Ich begrüße Sie sehr herzlich zur Ausstellung „Schweinezyklus“ von Hartmut Kiewert im Lesecafé „Anständig essen“.

Es ist mir eine große Freude, dass Arbeiten von Hartmut Kiewert nun auch in Erlangen zu sehen sind. Mittlerweile scheinen die Bilder Kiewerts zu einer Art visuellen Markenzeichen der Tierrechtsbewegung geworden zu sein. Meistens sind sie in einem eindeutig politischen Kontext zu sehen – im Kunstprogramm von Human-Animal-Studies-Konferenzen und oder auf Veggie-Veranstaltungen wie etwa gestern in Nürnberg.

Das liegt natürlich daran, dass Hartmut Kiewert Bilder ein klares Plädoyer für einen gerechten Umgang mit nicht-menschlichen Tieren sind. Kiewert verfolgt einen dezidiert anwaltschaftlichen Ansatz und nimmt eindeutig Partei für Tiere, indem er den Tierrechtsgedanken zum alleinigen motivisch-inhaltlichen Gegenstand seiner Arbeit macht.

Damit steht er in der Kunstgeschichte relativ singulär da – auch wenn die Schar der Mitstreiter_innen im Zuge einer gesamtgesellschaftlichen Sensibilisierung für unerträgliche Ausbeutungsverhältnisse in der Tier-Mensch-Beziehung langsam auch in den Künsten wächst.

Die Verwendung des Tieres als Motiv der Malerei geht auch heute noch zumeist von der Vorstellung einer Hierarchie der Lebewesen aus, bei der der übergeordnete Mensch das untergeordnete Tier in Bilder zwingt. Die Vorstellung vom Tier als passivem Objekt und vom Menschen als aktivem Subjekt dominiert immer noch weite Teile der westlichen Geistes- und Naturwissenschaft, woraus sich die Behandlung nicht-menschlicher Tiere als beliebig formbare Objekte auch in künstlerischen Repräsentationen ableitet.

Hartmut Kiewerts Bilder zeigen eine Alternative zu solcherart tradierten Tierdarstellungen. Seine künstlerische Zuwendung zu nicht-menschlichen Tieren eröffnet einen Ausweg aus dem durchorganisierten, missachtenden und manipulierenden Tier-Mensch-Verhältnis. Er malt die utopische Vorstellung einer Welt, in der nicht-menschliche Tiere ohne Hintergedanken über deren Zweck und Nutzen für den Menschen leben können.

Seine Bilder beweisen dabei, dass man in der Tradition der Tiermalerei – einem oft als sentimental belächeltem Genre – und mit einem beinahe altmeisterlich zu nennenden Duktus durchaus frische, innovative, vielseitige, kritische, politische und durch und durch anständige Kunst machen kann.

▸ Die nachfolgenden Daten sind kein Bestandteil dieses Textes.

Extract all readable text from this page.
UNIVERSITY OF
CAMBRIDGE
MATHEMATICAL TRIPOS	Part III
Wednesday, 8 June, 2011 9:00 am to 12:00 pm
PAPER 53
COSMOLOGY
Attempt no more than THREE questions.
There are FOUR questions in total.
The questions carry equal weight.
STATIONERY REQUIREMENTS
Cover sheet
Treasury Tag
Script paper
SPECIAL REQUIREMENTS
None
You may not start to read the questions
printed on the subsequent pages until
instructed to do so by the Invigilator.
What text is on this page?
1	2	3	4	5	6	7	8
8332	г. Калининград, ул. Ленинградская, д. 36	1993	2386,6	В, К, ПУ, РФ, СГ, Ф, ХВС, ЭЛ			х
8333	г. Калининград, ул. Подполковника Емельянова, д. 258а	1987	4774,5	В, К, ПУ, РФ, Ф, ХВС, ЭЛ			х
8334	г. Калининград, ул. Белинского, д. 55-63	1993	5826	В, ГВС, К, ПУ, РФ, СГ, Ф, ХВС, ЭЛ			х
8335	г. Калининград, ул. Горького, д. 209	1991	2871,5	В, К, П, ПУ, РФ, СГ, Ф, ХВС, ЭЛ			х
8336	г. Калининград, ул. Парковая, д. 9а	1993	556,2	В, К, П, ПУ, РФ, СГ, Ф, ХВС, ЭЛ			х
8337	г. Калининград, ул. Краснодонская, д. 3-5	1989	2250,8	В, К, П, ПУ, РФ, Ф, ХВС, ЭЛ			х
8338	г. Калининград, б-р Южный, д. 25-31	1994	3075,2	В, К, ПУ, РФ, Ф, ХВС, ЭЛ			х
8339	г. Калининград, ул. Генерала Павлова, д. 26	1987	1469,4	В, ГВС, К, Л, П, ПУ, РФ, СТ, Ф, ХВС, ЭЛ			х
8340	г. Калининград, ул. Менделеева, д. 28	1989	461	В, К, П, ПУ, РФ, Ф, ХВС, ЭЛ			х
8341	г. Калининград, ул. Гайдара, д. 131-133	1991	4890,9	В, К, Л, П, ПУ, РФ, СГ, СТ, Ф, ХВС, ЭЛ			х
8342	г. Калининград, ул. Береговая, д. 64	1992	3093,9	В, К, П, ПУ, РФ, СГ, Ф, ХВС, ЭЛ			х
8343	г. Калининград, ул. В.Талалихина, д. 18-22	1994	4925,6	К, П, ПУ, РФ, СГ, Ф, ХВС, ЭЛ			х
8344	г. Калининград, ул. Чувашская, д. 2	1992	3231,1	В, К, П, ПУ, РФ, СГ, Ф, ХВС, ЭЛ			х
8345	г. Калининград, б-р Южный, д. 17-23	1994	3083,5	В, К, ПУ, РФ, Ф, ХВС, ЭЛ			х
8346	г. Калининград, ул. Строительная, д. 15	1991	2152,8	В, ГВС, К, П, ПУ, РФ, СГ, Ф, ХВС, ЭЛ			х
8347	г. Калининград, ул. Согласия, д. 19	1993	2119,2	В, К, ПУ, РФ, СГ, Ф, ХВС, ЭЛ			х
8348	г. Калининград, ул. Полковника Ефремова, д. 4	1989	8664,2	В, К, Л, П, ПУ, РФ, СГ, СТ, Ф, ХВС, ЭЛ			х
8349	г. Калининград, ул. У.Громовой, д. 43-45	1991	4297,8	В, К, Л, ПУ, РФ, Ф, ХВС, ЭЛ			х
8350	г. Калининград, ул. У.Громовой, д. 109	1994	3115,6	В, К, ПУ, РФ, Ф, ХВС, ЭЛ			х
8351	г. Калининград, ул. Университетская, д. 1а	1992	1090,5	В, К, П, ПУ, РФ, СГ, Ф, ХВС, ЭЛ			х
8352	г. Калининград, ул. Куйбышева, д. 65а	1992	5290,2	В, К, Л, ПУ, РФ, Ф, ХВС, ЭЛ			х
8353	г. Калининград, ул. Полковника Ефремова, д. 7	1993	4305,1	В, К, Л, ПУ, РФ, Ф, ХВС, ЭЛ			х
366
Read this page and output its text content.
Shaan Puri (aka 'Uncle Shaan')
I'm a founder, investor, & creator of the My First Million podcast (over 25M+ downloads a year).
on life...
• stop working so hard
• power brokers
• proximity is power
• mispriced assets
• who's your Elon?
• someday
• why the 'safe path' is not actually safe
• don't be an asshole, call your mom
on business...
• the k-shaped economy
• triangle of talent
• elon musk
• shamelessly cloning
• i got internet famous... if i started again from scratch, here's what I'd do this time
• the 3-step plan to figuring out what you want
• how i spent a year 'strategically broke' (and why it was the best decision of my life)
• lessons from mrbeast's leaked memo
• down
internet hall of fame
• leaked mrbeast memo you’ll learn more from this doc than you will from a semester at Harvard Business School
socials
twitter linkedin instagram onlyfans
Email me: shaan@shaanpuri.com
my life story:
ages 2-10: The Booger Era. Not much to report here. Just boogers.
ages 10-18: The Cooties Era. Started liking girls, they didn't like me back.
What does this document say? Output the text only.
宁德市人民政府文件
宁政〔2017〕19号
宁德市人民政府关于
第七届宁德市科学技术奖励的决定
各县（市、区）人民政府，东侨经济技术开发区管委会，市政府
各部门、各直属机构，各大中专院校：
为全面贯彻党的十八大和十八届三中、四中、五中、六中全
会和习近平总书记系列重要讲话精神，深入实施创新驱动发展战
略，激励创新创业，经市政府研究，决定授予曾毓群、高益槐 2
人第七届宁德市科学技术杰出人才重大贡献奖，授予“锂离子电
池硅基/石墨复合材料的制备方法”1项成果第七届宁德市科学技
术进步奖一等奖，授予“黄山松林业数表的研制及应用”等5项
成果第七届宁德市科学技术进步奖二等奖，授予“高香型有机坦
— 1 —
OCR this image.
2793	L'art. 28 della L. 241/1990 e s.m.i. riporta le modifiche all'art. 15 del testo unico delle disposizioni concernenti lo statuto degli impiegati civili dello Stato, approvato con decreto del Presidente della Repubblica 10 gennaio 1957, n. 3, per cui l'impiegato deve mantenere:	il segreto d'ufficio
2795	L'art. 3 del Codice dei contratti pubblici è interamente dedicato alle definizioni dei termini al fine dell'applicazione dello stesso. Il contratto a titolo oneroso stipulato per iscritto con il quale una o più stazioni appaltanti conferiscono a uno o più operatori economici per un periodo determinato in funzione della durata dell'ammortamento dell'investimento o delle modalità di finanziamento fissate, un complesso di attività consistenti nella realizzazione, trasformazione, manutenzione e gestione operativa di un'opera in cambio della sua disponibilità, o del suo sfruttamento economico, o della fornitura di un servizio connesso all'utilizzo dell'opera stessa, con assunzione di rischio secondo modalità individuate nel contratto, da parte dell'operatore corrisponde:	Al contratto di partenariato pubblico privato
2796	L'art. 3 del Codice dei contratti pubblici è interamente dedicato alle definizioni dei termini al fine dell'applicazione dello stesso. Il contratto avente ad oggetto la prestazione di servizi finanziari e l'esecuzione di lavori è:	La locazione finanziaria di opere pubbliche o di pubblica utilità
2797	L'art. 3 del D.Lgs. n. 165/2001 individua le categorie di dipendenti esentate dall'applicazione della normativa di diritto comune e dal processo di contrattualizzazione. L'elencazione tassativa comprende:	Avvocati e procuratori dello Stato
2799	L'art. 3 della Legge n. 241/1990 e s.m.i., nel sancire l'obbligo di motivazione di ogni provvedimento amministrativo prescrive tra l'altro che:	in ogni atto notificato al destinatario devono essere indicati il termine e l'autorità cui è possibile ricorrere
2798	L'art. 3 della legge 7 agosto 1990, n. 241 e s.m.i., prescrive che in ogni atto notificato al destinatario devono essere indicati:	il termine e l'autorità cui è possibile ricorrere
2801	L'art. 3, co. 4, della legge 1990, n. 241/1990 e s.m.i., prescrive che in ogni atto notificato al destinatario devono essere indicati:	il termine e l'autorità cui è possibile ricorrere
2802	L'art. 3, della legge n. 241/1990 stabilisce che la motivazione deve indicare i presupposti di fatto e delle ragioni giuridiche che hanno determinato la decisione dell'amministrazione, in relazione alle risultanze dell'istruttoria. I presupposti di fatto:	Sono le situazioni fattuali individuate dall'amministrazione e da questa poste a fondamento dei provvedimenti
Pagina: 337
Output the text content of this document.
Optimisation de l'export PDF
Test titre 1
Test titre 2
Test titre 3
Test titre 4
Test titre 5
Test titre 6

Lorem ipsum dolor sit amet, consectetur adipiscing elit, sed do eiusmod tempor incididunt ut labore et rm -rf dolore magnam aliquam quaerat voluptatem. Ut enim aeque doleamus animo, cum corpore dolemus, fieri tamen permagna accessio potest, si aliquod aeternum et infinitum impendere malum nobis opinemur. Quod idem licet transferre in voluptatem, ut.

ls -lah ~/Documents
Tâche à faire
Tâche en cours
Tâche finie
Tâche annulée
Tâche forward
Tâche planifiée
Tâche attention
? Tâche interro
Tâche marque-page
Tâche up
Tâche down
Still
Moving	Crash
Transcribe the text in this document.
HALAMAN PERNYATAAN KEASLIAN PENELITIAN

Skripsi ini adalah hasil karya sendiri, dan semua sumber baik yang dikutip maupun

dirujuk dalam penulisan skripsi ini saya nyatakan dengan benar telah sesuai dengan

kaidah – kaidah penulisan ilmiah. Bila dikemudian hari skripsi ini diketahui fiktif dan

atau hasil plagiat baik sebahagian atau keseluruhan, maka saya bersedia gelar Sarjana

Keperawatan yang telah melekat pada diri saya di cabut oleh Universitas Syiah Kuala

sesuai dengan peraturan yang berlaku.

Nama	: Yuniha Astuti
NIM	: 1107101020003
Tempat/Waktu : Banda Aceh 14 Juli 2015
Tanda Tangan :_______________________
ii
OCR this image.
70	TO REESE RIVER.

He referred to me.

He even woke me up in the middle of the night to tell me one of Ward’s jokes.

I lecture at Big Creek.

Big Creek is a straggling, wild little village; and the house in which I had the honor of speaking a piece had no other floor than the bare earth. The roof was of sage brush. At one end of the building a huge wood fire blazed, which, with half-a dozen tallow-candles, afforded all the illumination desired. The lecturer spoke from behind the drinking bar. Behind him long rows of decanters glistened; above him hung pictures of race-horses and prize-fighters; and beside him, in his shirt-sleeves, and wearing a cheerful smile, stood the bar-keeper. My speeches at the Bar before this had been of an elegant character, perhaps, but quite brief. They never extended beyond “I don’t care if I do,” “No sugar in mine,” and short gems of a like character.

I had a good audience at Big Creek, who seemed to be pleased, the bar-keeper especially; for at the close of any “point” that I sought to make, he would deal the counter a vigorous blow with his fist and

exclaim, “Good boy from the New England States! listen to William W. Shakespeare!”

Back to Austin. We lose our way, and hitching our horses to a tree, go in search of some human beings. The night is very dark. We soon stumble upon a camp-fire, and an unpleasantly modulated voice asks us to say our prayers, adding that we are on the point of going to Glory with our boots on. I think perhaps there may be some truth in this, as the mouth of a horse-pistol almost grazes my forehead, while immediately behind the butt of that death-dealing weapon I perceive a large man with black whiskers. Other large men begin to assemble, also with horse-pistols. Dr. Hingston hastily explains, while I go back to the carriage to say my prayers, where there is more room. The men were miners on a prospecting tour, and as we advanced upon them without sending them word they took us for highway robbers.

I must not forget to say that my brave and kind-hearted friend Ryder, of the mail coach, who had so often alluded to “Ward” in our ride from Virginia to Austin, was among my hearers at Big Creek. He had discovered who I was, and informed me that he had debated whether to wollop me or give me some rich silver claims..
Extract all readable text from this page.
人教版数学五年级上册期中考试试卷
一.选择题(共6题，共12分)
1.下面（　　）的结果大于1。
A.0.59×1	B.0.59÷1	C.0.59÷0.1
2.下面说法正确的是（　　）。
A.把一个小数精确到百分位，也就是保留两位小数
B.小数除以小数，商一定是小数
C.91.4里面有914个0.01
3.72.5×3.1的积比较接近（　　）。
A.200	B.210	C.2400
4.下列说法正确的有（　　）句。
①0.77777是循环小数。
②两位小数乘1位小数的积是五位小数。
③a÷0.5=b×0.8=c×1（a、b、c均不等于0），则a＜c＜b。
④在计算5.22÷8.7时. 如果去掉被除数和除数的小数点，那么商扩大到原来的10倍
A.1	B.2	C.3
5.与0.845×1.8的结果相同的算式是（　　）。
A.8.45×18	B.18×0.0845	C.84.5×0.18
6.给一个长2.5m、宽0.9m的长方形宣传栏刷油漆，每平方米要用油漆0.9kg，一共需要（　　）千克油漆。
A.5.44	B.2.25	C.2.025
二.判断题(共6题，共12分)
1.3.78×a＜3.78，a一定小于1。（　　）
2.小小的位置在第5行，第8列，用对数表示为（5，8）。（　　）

Dazu gehört auch, dass Hartmut Kiewert sich einer alternativen veganen Malweise bedient. Keines seiner Malmittel oder Werkzeuge wurde wie sonst in der Ölmalerei üblich durch die Ausbeutung von Tierkörpern gewonnen. Er verwendet also keine Schweineborstenpinsel, Knochenleim oder Ei-Öl-Emulsionen.

Die Bilder des Schweinezyklus sind alle 2011 und 2012 entstanden und widmen sich, der Name sagt es schon, vor allem den Schweinen.

Schweine gehören zu denjenigen Tieren, die Menschen sehr ähnlich sind, sowohl was die genetische Ausstattung als auch die Physiologie, Psychologie und Morphologie und das Sozialverhalten angeht. Vielleicht wird gerade aufgrund dieser Nähe zum Menschen die Bezeichnung „Schwein“ für Nicht-Schweine in einem pejorativen Sinn verwendet, quasi als Versuch der apotropäischen Bannung der eigenen Tiernatur.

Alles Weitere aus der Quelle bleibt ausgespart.